The SISTERS program emerged from a close collaboration between Global TIES and the Encinitas Union School District. In Global TIES, interdisciplinary teams of students advised by faculty work with nonprofit organizations in San Diego and around the world. A Global TIES team advised by Jan Kleissl, an associate professor of environmental engineering, taught science and engineering lessons in the school district from 2009 to 2014. Kleissl is the co-principal investigator of SISTERS and oversees the program’s curriculum, which includes hands-on lessons about solar power, water evaporation, irrigation, energy efficiency and insulation. More importantly, though, girls learn about effort, collaboration, perseverance, and resilience. “We want the girls to learn that being a scientist or an engineer isn’t easy, but it is important and fun, and well within their reach,” Bratton said.

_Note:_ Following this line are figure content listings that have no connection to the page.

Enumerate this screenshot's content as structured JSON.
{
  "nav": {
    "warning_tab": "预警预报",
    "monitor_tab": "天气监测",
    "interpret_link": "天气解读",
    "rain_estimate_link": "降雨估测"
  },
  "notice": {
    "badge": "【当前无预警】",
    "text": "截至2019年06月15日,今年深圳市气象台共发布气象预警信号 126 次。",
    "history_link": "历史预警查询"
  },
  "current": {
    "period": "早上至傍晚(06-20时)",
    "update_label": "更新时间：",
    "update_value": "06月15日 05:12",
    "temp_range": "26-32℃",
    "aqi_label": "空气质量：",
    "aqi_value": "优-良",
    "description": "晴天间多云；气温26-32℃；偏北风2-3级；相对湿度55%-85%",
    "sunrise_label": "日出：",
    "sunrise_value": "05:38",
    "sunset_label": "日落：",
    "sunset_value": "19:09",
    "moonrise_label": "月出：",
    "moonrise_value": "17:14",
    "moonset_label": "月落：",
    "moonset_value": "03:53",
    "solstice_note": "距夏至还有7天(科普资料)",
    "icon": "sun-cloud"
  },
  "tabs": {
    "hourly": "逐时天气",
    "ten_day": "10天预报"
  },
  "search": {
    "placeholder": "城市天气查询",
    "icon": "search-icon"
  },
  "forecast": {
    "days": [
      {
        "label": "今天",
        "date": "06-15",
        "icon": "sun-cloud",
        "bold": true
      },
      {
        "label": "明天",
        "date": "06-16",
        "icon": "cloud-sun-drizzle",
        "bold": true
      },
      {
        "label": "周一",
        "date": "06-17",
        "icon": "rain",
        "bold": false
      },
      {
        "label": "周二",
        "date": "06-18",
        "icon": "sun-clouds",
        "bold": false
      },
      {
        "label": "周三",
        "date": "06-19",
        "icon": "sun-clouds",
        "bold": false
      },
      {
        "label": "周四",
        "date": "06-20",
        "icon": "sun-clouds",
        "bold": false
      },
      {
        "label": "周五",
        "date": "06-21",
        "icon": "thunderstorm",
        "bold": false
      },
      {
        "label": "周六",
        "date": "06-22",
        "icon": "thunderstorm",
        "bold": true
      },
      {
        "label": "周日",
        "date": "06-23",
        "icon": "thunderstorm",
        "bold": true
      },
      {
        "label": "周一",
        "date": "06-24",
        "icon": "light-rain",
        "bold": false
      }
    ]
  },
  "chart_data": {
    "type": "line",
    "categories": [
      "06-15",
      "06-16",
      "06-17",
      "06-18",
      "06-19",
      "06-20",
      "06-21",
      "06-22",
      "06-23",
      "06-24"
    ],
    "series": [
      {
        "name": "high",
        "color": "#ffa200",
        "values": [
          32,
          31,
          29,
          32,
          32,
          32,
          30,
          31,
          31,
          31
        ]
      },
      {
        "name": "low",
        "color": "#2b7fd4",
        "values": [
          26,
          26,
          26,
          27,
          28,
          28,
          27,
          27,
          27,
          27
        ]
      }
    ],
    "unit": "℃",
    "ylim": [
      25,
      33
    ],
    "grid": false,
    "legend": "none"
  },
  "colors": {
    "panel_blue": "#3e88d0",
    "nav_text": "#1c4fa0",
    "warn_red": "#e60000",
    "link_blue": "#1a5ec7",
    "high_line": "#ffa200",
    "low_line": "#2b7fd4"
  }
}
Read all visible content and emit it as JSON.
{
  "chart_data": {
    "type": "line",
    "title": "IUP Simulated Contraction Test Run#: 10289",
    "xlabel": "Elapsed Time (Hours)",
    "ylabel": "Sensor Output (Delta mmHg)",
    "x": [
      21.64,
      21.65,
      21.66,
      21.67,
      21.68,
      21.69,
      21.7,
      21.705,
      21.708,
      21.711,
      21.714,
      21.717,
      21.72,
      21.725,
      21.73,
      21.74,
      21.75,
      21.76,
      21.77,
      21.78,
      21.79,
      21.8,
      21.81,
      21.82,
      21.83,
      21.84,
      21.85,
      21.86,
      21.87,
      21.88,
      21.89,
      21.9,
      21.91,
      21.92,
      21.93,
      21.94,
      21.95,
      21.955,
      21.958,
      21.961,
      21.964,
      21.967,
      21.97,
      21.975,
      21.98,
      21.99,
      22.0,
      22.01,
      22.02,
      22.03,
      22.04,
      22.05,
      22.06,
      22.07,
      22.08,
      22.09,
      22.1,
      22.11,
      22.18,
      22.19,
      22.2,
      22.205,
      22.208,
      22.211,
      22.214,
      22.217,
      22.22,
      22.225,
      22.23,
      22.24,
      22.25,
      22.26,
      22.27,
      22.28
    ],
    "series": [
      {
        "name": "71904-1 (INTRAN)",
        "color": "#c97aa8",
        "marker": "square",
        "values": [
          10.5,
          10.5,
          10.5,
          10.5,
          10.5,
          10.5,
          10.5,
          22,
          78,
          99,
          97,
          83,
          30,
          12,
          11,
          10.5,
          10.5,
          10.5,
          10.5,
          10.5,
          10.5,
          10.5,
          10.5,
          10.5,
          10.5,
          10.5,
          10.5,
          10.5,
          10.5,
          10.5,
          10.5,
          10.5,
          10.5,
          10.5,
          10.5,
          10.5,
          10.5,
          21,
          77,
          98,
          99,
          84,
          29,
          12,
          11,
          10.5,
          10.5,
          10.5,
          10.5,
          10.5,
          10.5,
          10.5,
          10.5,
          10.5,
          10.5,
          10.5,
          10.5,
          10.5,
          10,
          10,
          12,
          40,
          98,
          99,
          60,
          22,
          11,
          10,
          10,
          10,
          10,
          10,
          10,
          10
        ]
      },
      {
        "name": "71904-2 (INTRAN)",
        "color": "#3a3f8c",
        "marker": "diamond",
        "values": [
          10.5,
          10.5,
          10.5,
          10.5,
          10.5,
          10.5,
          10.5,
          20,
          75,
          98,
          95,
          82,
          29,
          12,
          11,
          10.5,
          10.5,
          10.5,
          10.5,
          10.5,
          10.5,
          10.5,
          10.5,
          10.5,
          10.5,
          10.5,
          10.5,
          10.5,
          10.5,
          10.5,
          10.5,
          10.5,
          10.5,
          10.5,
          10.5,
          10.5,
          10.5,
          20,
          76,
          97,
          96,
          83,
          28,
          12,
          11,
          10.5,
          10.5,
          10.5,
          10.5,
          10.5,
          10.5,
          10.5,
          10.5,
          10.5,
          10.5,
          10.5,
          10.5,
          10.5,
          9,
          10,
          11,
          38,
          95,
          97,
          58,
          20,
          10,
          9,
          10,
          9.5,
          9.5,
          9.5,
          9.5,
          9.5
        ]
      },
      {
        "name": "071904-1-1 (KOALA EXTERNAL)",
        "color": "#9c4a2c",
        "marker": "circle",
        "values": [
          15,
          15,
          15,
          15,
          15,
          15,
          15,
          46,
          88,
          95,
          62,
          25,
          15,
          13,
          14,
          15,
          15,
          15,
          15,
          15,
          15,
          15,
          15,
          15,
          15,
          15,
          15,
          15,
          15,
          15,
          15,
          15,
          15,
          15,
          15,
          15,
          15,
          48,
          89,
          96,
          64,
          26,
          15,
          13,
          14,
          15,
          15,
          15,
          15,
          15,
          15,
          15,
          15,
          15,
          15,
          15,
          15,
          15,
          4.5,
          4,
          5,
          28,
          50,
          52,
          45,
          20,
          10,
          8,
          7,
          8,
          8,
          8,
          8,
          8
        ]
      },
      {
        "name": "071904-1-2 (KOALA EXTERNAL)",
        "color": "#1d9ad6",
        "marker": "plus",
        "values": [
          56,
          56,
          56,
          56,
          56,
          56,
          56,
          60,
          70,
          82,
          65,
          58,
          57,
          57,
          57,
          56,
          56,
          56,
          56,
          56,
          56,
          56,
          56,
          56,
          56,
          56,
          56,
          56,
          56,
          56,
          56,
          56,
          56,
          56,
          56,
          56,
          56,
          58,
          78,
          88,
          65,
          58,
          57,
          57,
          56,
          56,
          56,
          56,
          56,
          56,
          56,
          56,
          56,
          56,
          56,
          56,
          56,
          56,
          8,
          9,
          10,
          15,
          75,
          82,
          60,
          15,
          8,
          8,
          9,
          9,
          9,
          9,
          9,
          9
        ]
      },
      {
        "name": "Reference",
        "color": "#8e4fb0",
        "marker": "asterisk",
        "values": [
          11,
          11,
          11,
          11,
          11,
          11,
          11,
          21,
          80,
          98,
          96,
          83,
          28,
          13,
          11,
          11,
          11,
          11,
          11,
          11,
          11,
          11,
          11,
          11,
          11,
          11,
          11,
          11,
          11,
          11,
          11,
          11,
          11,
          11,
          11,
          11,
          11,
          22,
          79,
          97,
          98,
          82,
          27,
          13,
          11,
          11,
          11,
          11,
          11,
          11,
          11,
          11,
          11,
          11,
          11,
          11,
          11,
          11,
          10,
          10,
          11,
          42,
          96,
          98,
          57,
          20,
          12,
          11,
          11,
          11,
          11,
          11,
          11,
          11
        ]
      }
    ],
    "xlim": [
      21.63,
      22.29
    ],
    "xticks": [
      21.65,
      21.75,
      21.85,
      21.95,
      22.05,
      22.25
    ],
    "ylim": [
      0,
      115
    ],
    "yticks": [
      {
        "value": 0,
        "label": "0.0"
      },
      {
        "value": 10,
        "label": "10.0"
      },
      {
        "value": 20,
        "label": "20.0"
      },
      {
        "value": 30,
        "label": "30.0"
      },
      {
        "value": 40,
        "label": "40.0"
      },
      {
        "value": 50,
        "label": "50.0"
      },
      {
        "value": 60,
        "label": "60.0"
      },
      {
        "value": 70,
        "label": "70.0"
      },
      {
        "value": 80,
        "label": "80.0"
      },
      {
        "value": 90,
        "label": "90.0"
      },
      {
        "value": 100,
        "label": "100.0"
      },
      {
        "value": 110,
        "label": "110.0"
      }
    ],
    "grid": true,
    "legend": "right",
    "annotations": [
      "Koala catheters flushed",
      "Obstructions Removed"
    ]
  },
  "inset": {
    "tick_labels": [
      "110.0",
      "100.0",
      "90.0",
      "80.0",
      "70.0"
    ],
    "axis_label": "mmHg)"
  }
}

|Andia Pebdani, a senior and environmental systems major, was one of the UC San Diego students working with the girls.
The Encinitas Union School District expects the program to be transformational for students, said Nancy Dianna Jones, the district’s administrator of support services.
“We want them to have knowledge of the scientific method and the ability to put it into practice,” Jones said. “We want them to bring the skills they have learned back to the classroom so that they can apply them.”
“We want them to be confident problem solvers who know how to work with others. We want them to love science,” she added. “We want them to have a desire to make a difference in their community and in the world.”
If that Thursday afternoon water filter exercise was any indication, the girls in the program are getting the message. “If you are a scientist, you can change the world,” said Michelle Francisco, 10, who wants to be a veterinarian when she grows up.
“Before I did the program, I didn’t like science so much,” said Megan Pusl, 10. “Now I like it a lot. It’s made science fun.” One of the program’s sessions, which focused on programming, got her motivated to become a coder, she said.
The program fills a need by providing hands-on science in elementary school, said Leighangela Brady, assistant superintendent of instruction for Encinitas Union. “We see it as an extension of the learning experience.”
Parents picking up the girls at the end of the day praised the program. “She talks about the projects at home,” said Ann Cerny, a middle school history teacher and UC San Diego alumna. After one of the sessions, her daughter, Serena, taught everyone in the family how to spell their names in binary.